Kate Paulk lays down her rules for Hugo worthy fiction:
Early immersion – I read a hell of a lot, and I find it very easy to become immersed in a piece. The earlier it drags me in, the better. If I don’t get the immersion, the interplay of the technical factors (prose quality, characterization, plotting, foreshadowing, etc.) isn’t handled well enough to do it. I’ve read pieces where I liked the premise and characters, but the craft wasn’t good enough to generate immersion. I’ve also read pieces that I hated but were well enough done to hold me despite that.
It goes on for a while like that, going through such controversial demands like “there is a plot” and “there are characters”, but it’s all a bit anodyne, a bit obvious, a bit dull and unchallenging. If that’s your standard for Hugo worthy science fiction, there’s a lot of it out there: it’s not exactly a high bar to clear. But there’s more:
The prose is invisible. This needs some explanation: the prose needs to be polished enough and reflective enough of the content and pacing that it helps maintain reader immersion instead of having clunky phrasing that throws a reader out of the story. The only really viable exceptions I’ve come across are in shorter works where the prose can sometimes serve as a character in itself.
That’s the sort of bollocks you hear a lot of science fiction readers talk about, that they want prose that’s transparent, “doesn’t get in the way of the story”, doesn’t demand any attention paid, doesn’t challenge. There’s of course a huge inferiority complex running through parts of science fiction, resulting in the dismissal of everything that smacks of the literary and difficult. That’s what you see here. It’s not bad persé, it’s just a bit unambitious.
And to be honest, the Hugos too often have been that already. There are plenty of middle of the road novels that have been nominated and won it. Do we really need more of that, or do we rather have something a bit more challenging? Certainly the Puppy nominees aren’t the answers: by all reports they mostly fail even Paulk’s rather low standards.

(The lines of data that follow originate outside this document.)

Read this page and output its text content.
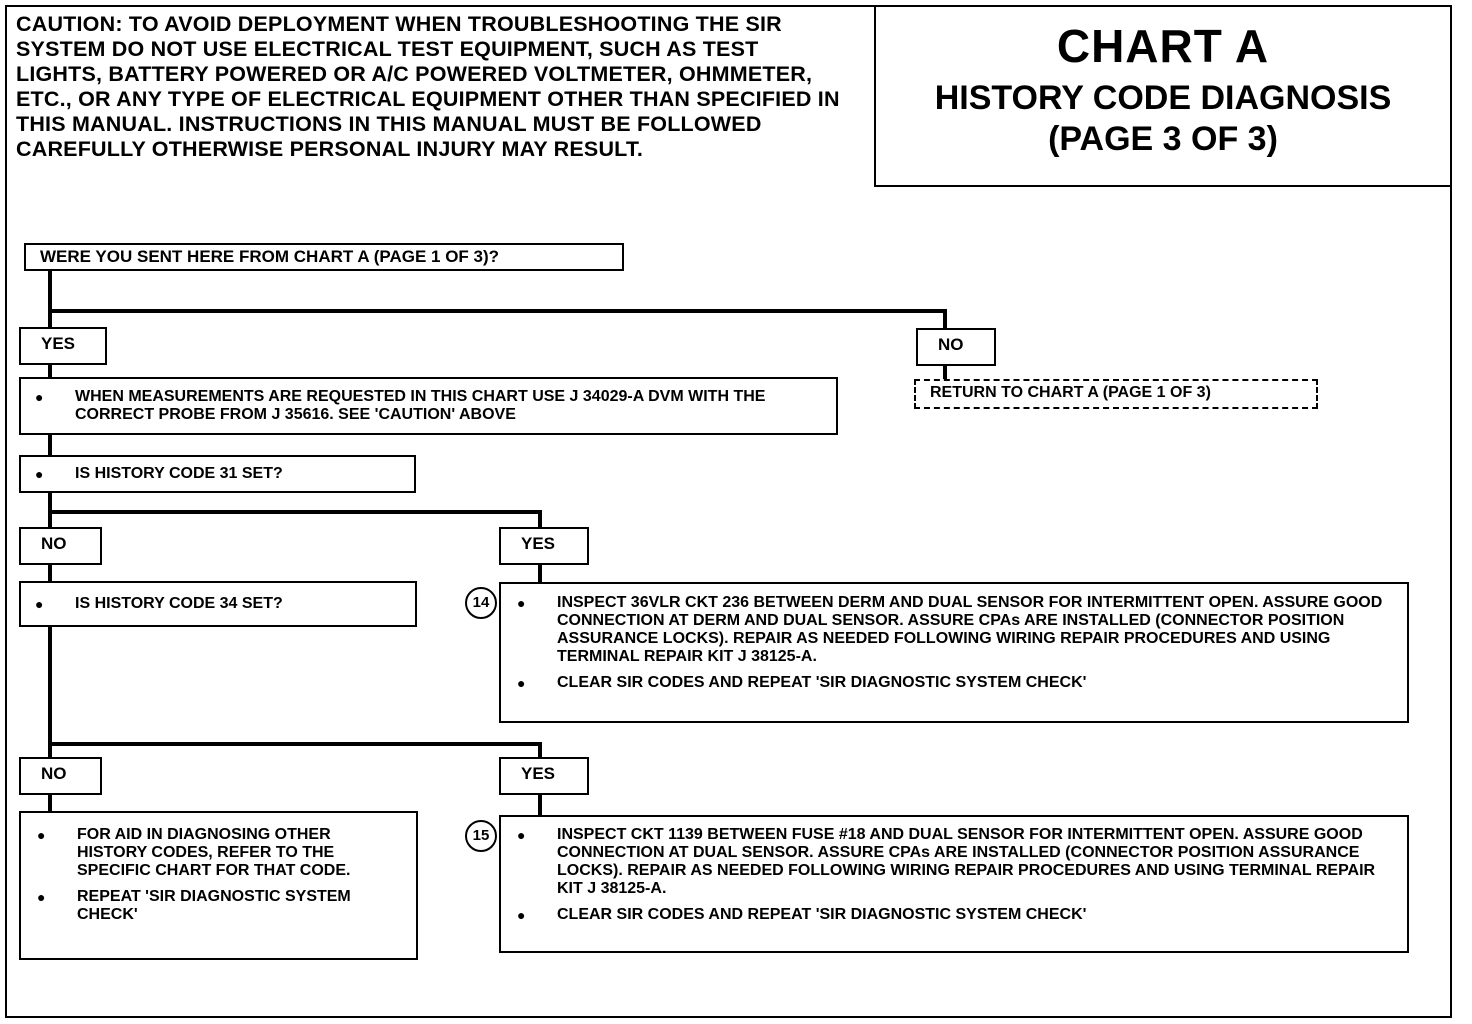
CAUTION: TO AVOID DEPLOYMENT WHEN TROUBLESHOOTING THE SIR SYSTEM DO NOT USE ELECTRICAL TEST EQUIPMENT, SUCH AS TEST LIGHTS, BATTERY POWERED OR A/C POWERED VOLTMETER, OHMMETER, ETC., OR ANY TYPE OF ELECTRICAL EQUIPMENT OTHER THAN SPECIFIED IN THIS MANUAL. INSTRUCTIONS IN THIS MANUAL MUST BE FOLLOWED CAREFULLY OTHERWISE PERSONAL INJURY MAY RESULT.
CHART A
HISTORY CODE DIAGNOSIS
(PAGE 3 OF 3)
WERE YOU SENT HERE FROM CHART A (PAGE 1 OF 3)?
YES	NO
RETURN TO CHART A (PAGE 1 OF 3)
● WHEN MEASUREMENTS ARE REQUESTED IN THIS CHART USE J 34029-A DVM WITH THE CORRECT PROBE FROM J 35616. SEE 'CAUTION' ABOVE
● IS HISTORY CODE 31 SET?
NO	YES
● IS HISTORY CODE 34 SET?	14	● INSPECT 36VLR CKT 236 BETWEEN DERM AND DUAL SENSOR FOR INTERMITTENT OPEN. ASSURE GOOD CONNECTION AT DERM AND DUAL SENSOR. ASSURE CPAs ARE INSTALLED (CONNECTOR POSITION ASSURANCE LOCKS). REPAIR AS NEEDED FOLLOWING WIRING REPAIR PROCEDURES AND USING TERMINAL REPAIR KIT J 38125-A.
● CLEAR SIR CODES AND REPEAT 'SIR DIAGNOSTIC SYSTEM CHECK'
NO	YES
● FOR AID IN DIAGNOSING OTHER HISTORY CODES, REFER TO THE SPECIFIC CHART FOR THAT CODE.
● REPEAT 'SIR DIAGNOSTIC SYSTEM CHECK'
15	● INSPECT CKT 1139 BETWEEN FUSE #18 AND DUAL SENSOR FOR INTERMITTENT OPEN. ASSURE GOOD CONNECTION AT DUAL SENSOR. ASSURE CPAs ARE INSTALLED (CONNECTOR POSITION ASSURANCE LOCKS). REPAIR AS NEEDED FOLLOWING WIRING REPAIR PROCEDURES AND USING TERMINAL REPAIR KIT J 38125-A.
● CLEAR SIR CODES AND REPEAT 'SIR DIAGNOSTIC SYSTEM CHECK'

(Title courtesy of Gabriel F. in comments over at File 770.)
Paul Weimer (@princejvstin)
May 29, 2015 at 4:48 pmSeeing the Puppies *try* to articulate what they want in genre fiction has been fascinating
The Bark Between The Stars 5/29 | File 770
May 29, 2015 at 7:41 pm[…] “Your writer’s group would not be angry with this” – May 29 […]
Tuomas Vainio
May 30, 2015 at 3:18 amI’ve already seen quite a number of similar comments and blog posts. In short; barely related criticism towards a personal list of criteria without any concrete suggestions of improvement, or even the basic consideration that any individual’s preferences or tastes in literature might differ from those of yours.
Not to mention that were the Hugo awards even trying to award works of ‘challenging’ nature, then Terry Pratchett would have been the most nominated author in the history of the award. Were he still alive, he might write a Discworld novel about this Hugo kerfuffle, and I’d wager that the Worldcon regulars would remain none the wiser.